THE technology incubator and accelerator supported by the businesses of Manuel V. Pangilinan have launched the opening of its start-up competition for 2015.
IdeaSpace Foundation Inc. President and Co-founder Earl Martin Valencia said his group is now accepting early-stage start-up ideas from founders based in countries from Southeast Asia.
“As we’ve seen in recent months, the local start-up community is more vibrant than ever. Investors from here and around the world, including those from Silicon Valley, all have their eyes trained on Philippine start-ups,” he said.
Now on its third year, the IdeaSpace competition continues to foster relevant ideas and breakthrough innovations from some of the region’s most brilliant minds by providing at least P1 million worth of seed funding, legal consulting, mentorship opportunities, office space, and market runway to eventual winners.

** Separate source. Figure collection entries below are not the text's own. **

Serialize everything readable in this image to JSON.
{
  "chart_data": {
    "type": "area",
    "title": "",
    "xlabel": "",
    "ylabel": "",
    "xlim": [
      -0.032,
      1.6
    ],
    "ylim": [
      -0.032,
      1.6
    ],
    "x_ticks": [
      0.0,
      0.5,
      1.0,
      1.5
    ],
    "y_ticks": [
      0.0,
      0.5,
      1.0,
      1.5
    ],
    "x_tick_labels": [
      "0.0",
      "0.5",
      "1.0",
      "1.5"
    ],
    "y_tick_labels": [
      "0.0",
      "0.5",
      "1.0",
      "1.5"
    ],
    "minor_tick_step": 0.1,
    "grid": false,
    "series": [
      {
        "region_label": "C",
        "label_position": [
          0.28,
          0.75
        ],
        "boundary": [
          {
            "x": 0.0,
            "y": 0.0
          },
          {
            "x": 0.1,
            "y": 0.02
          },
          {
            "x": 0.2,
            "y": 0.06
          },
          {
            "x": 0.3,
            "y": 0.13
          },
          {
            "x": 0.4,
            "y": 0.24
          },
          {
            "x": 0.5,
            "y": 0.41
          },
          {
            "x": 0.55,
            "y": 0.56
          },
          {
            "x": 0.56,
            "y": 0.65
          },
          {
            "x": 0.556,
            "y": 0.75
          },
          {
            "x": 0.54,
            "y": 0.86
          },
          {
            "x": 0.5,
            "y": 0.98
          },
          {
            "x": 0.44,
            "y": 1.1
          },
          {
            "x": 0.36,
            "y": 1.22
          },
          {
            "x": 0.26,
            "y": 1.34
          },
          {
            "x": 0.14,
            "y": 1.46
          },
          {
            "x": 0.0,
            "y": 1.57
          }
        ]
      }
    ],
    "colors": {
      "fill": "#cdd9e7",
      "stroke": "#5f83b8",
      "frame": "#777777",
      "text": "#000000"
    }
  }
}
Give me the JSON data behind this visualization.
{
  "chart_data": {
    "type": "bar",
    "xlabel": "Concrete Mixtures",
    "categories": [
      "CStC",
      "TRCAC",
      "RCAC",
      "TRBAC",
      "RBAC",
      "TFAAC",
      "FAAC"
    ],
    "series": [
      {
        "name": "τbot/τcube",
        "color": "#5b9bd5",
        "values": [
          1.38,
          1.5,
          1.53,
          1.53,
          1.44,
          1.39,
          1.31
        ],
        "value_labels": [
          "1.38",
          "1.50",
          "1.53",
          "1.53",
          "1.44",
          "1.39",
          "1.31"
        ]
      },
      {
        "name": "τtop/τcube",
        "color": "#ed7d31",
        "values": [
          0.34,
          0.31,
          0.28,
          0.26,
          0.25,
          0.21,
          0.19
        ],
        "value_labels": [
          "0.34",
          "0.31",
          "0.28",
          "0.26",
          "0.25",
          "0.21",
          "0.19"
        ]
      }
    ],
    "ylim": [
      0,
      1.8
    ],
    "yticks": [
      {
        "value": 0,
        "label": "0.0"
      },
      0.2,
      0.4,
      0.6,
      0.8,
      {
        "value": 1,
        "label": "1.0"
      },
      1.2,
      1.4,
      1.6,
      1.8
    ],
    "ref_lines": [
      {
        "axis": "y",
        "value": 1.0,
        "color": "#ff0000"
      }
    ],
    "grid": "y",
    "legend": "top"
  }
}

“Investors are taking notice, and we have the brilliant ideas that could take the world by storm. IdeaSpace hopes to foster and nurture those kinds of innovation,” Valencia said.
Just recently, IdeaSpace was instrumental in two of the biggest start-up community events that brought key global investors and local start-up players in one venue: Geeks on a Plane in Makati City and Geeks on a Beach in Cebu—both with Dave McClure of 500 Startups, considered the most active venture-capital fund in Silicon Valley, in attendance.
Interested groups and individuals may file their applications on or before January 15.
The top 20 ideas after three rounds of judging will officially enter IdeaSpace’s six-week incubation phase, where each start-up will receive a P50,000 grant for prototype development, presentation materials, and customer validation, among others.
After the incubation phase, the IdeaSpace board of trustees will select the top 10 start-ups that will enter the acceleration phase, an intensive 18-week program that will help each startup develop their products, set up their corporation and business permits, and conduct market validation, among others.
Each start-up that successfully enters the acceleration phase will get P500,000 in seed funding, plus a separate grant worth at least another P500,000 inclusive of business-management classes, marketing and financial consulting, intellectual-property consulting and incorporation, office space, and business registration costs, among others.
Since its launch in 2012, IdeaSpace has invested and nurtured early-stage start-ups that have eventually become full-fledged businesses with marked growth. Some of these include PinoyTravel, an online travel-booking system for provincial buses and ferries; TimeFree Innovations, a virtual queuing system that uses SMS for notifications; and SALt, an ecologically designed lamp powered by tap water and table salt, among many others.
A nonprofit foundation, IdeaSpace is supported by the following companies: First Pacific, First Pacific Leadership Academy, Metro Pacific Investments Corp. (MPIC), Metro Pacific Tollways Corp., MPIC Hospital Group, Philippine Long Distance Telephone Co., Manila Electric Co., Smart Communications Inc., Digitel Mobile Philippines Inc. and its mobile brand Sun Cellular, among others.
With P500-million funding over five years, the initiative is the largest private-sector commitment for technology entrepreneurship in the Philippines.